Brian Dean is the focus of today's conversation, and his story starts exactly where a lot of great stories start. Broke, directionless, and eating canned beef stew in his dad's basement during the 2008 financial crisis. He picked up a copy of the 4-Hour Workweek, he read it, which is not that uncommon, and then he took action, which is less common. As is nearly always the case, his path wasn't a straight line going from bottom left to the graph to the top right, but a series of winding turns all fed by experiments, and he has learned a lot. He has done a lot. His episode covers geo-arbitrage, testing assumptions cheaply, building a muse, automating income, and also filling the void. That's a chapter that a lot of people skip over. His journey includes failures, two successful exits, and a hard-won answer to the question that most people don't think to ask until it's kind of late in the game. What do you actually do with more time once you have it? Good problem to have, but quality problems can still be pretty gnarly if you don't think about them in advance. So before we get to the conversation, a little more on Brian. Brian Dean is the founder of Backlinko and Exploding Topics, both acquired by Semrush, which itself was recently acquired by Adobe for $1.9 billion. His work has reached millions of readers and has been featured in outlets like Forbes, Fast Company, Bloomberg, and The New York Times. You can find him on LinkedIn.

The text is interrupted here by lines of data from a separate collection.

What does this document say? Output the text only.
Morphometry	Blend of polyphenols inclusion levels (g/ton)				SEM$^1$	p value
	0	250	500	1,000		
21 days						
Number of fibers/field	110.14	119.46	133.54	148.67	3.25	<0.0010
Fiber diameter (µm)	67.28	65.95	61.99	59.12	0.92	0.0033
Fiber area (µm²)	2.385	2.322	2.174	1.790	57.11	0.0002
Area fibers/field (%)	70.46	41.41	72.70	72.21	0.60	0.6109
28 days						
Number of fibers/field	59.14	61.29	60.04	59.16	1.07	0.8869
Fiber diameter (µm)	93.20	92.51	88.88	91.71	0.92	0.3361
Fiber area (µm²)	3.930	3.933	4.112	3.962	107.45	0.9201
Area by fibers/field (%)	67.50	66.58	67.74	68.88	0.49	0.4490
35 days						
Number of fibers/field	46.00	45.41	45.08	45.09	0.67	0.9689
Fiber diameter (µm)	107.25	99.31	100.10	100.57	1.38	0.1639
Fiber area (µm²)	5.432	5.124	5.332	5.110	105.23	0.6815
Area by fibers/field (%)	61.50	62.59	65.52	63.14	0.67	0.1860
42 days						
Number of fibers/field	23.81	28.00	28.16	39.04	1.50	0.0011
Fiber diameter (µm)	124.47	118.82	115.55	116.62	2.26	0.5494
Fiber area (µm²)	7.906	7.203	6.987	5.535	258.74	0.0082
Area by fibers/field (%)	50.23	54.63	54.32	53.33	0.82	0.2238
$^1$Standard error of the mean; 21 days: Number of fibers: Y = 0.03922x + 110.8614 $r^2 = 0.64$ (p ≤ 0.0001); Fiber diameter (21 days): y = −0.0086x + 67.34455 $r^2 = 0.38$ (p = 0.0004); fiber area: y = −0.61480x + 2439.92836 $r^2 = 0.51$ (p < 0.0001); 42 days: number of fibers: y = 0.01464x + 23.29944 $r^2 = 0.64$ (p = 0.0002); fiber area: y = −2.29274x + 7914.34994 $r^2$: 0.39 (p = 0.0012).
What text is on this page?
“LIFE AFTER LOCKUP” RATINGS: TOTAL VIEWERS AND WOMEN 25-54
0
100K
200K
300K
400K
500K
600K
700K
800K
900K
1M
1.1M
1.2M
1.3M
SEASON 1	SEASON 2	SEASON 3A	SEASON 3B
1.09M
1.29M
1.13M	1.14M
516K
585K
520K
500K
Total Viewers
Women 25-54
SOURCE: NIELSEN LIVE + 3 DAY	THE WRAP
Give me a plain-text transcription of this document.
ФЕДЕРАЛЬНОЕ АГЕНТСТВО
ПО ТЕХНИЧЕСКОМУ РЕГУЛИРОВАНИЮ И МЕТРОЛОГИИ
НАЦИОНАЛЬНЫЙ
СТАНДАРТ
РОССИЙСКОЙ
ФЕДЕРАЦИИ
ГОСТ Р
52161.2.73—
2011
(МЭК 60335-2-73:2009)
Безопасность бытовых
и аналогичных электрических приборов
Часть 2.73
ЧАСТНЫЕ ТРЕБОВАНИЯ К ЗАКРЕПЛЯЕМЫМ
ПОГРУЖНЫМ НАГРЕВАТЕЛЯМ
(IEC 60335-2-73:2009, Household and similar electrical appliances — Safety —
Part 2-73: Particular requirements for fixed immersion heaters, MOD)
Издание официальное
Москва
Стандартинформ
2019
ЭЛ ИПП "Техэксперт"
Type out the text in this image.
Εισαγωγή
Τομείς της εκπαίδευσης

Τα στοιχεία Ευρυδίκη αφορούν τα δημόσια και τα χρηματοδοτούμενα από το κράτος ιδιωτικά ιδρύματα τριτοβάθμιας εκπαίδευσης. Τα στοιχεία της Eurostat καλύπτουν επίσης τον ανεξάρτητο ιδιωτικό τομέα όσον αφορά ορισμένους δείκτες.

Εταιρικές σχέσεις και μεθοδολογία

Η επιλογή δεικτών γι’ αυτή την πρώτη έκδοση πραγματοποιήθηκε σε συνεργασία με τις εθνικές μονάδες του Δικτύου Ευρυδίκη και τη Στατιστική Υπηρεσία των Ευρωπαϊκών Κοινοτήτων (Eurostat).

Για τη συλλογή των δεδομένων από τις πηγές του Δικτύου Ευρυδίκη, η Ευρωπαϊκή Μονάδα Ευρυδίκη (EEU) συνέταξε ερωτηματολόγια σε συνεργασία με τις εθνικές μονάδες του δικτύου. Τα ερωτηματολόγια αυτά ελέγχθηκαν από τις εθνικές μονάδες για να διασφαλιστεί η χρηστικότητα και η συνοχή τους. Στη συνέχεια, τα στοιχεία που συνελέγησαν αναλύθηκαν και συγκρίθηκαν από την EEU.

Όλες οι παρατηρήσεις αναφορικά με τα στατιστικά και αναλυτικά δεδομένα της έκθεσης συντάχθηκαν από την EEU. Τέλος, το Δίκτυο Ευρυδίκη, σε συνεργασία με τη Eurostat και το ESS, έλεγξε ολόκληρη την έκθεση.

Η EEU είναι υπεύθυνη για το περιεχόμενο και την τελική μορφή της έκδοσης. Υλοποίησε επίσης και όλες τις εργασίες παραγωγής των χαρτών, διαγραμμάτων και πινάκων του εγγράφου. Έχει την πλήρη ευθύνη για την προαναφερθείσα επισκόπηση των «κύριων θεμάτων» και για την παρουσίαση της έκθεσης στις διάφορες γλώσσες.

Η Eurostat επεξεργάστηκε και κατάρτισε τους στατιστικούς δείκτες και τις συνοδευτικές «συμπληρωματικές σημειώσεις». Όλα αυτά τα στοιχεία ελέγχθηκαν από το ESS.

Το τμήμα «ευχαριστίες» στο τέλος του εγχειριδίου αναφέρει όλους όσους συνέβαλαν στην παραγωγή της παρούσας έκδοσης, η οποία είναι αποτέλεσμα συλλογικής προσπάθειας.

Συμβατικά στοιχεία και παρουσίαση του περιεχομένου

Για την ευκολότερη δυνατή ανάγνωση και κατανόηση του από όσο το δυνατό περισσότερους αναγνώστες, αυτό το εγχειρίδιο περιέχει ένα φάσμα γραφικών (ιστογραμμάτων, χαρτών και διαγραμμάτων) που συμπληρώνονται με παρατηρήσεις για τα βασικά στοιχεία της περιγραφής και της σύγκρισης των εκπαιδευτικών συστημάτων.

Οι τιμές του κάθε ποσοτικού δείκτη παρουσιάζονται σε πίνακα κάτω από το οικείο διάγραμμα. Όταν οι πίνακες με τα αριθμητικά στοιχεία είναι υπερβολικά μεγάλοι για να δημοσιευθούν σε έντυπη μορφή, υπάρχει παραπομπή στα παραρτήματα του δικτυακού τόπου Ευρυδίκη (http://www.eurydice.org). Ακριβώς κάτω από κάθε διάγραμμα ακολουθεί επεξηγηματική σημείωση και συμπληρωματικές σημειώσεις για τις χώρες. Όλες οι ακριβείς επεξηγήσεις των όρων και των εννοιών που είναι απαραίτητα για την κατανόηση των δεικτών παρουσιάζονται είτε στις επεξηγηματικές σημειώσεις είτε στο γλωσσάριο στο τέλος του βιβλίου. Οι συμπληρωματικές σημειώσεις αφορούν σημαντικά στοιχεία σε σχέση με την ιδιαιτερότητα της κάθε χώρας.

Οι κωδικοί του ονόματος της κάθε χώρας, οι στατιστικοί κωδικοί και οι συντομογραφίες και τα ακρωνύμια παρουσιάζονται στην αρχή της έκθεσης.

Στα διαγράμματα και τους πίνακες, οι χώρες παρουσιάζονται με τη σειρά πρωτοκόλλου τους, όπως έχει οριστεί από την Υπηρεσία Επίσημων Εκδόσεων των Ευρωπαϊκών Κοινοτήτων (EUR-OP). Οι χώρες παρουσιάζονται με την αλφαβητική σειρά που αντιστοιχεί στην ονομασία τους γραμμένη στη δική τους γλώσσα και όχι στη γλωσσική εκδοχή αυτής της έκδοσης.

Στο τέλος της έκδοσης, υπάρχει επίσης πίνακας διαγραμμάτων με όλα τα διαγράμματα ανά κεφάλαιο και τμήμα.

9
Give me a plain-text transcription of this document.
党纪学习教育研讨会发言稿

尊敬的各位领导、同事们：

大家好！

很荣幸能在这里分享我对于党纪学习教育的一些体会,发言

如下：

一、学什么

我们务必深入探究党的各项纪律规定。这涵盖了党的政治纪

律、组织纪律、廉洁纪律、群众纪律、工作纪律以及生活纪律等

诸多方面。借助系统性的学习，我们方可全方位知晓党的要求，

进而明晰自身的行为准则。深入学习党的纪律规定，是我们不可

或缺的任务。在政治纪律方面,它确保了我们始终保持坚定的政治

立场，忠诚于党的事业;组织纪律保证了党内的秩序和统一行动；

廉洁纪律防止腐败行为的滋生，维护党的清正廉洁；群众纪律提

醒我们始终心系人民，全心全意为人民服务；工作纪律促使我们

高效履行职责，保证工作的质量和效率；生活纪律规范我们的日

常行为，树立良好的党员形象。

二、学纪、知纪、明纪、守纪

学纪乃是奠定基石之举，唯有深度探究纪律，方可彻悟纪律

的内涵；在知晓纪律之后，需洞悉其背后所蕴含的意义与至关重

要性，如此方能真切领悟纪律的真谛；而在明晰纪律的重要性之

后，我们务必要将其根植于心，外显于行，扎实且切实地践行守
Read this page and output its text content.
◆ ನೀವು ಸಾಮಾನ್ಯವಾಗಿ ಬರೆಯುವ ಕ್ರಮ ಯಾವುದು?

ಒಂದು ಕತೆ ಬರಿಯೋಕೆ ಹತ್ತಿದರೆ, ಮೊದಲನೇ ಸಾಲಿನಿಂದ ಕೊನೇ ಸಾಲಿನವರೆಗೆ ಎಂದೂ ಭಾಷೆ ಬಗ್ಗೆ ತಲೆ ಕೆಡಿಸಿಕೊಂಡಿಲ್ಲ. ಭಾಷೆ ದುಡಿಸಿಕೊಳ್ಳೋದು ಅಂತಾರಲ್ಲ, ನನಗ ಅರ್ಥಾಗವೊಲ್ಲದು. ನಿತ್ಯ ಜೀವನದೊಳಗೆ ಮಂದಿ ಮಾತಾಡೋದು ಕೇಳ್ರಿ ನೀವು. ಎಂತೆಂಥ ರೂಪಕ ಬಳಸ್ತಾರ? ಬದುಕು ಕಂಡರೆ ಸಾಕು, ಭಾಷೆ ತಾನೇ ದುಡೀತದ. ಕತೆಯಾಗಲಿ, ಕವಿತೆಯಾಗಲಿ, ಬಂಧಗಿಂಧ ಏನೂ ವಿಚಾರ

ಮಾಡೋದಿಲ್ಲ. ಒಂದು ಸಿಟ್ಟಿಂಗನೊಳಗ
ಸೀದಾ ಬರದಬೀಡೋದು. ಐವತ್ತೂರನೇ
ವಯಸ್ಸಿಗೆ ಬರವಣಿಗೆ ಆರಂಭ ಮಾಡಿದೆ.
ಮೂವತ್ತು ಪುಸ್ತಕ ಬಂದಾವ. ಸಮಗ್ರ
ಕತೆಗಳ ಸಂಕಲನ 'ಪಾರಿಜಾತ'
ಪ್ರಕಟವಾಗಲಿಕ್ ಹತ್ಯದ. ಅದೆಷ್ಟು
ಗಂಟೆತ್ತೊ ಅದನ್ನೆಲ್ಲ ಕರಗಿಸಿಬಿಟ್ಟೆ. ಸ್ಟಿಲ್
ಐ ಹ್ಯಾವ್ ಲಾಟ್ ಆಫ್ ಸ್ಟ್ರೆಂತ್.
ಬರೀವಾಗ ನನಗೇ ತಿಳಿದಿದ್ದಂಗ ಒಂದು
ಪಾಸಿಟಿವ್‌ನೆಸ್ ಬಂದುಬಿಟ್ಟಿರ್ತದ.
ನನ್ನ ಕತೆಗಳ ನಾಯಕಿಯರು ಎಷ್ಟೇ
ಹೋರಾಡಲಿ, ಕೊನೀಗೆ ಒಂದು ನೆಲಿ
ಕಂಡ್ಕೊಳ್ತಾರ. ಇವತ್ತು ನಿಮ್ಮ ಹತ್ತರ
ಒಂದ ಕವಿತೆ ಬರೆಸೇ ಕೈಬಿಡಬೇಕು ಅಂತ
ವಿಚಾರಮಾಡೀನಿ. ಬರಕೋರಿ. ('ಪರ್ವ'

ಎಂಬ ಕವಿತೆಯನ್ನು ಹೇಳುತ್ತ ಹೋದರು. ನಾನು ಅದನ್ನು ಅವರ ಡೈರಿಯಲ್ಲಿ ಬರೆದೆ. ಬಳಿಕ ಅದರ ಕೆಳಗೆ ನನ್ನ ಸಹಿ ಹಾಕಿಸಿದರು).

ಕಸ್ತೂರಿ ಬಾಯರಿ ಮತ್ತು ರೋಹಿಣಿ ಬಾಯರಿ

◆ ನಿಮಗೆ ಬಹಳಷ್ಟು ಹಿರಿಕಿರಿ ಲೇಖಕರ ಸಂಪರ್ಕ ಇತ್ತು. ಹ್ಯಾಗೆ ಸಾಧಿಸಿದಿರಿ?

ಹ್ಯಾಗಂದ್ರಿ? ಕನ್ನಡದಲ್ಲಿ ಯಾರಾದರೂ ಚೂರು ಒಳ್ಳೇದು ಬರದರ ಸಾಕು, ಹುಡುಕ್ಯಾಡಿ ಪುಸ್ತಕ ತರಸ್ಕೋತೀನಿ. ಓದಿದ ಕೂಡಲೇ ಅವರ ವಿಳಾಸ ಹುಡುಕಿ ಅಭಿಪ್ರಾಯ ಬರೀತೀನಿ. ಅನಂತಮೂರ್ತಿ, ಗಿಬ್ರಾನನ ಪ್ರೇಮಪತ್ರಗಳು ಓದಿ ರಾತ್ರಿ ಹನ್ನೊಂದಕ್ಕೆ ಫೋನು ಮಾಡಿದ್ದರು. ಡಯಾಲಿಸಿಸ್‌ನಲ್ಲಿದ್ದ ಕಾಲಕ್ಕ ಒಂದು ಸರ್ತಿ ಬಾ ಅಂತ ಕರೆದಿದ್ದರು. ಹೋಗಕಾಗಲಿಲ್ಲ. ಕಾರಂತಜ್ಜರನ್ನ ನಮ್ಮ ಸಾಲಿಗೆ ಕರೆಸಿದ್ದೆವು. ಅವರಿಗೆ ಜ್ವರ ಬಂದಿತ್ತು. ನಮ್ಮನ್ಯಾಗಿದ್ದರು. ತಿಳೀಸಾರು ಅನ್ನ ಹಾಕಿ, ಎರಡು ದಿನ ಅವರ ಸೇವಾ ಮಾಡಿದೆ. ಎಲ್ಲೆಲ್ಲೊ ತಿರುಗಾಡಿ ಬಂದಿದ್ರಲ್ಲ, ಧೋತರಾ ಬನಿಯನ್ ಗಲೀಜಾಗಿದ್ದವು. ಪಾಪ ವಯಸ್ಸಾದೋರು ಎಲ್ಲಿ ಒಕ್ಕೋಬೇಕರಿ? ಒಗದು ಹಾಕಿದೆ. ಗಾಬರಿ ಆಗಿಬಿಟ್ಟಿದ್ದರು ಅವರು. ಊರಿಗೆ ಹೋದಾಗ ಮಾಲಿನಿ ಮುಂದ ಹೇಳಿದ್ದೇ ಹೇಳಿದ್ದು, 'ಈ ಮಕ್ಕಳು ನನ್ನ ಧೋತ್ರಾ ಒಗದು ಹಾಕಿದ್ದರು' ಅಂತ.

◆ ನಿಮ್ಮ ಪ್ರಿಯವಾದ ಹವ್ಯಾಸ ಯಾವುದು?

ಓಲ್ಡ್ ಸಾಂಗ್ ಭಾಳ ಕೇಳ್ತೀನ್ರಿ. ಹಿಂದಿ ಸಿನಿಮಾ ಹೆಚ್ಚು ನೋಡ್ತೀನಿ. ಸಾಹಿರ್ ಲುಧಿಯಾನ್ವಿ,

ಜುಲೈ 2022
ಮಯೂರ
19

Brian E Dean, that's B-R-I-A-N, middle initial E, last name Dean, D-E-A-N, and you can find him on YouTube at Brian Dean. And last but not least, a very special thank you to Elaine Pofelt for getting Brian's story on my radar. Elaine is the author of The Million Dollar One-Person Business and more recently, Tiny Business, Big Money. She is fantastic. You can also, if you want, search her name on tim.blog and a couple of episodes that feature her will pop right up. So, that all said, without further ado, please enjoy this 4-Hour Workweek Case Study with Brian Dean. Optimal, minimal.
**Brian Dean** (2:30)
At this altitude, I can run flat out for a half mile before my hands start shaking.
**Tim Ferriss** (2:34)
Can I answer your personal question?
Brian, nice to meet you finally. Thank you for taking the time.
**Brian Dean** (2:57)
Hey, great to be here.
**Tim Ferriss** (2:58)
Brian, where should we begin? I'm thinking maybe because the impetus for this is somewhat around the connective tissue of the 4-Hour Workweek. Can we just begin with how on earth you and the 4-Hour Workweek intersected? Maybe we start there?
**Brian Dean** (3:16)
So it intersected at a really weird and sort of low time in my life where I had started a PhD program at Purdue. And it was just overall not a great experience. I went in gung-ho. I'm going to be a scientist and all this stuff. And then the hard reality of pipetting in a lab and having an advisor breathing down your neck is like, I can't do this anymore. I'm out.
So my plan was to get a job because I had a degree. I was like, let me get a job as a dietician. Unfortunately, that didn't really work out. And I ended up in my dad's basement.
**Tim Ferriss** (3:48)
What was the timing of this? This was what year roughly?
**Brian Dean** (3:52)
This was 2008 So I think the book was relatively new then.
**Tim Ferriss** (3:56)
Yeah, 2008 That would have been a year after publication, let's just say. And also not exactly the hottest job market for people who may not recall. It was a tough time overall because of the financial crisis.
**Brian Dean** (4:07)
Totally unbeknownst to me as going to graduate school, spending most of my time at bars drinking. The great financial crisis was like over my head. Never heard of it until I tried to get a job. And suddenly it became very real, very fast. I was in my dad's basement, broke, no girlfriend, obviously. No real prospects, like I'm just kind of lazily applying for jobs every morning and just sitting around and watching Jerry Springer in the afternoon. That's pretty much my day. And then one day I have an idea, I'm like, I should start something.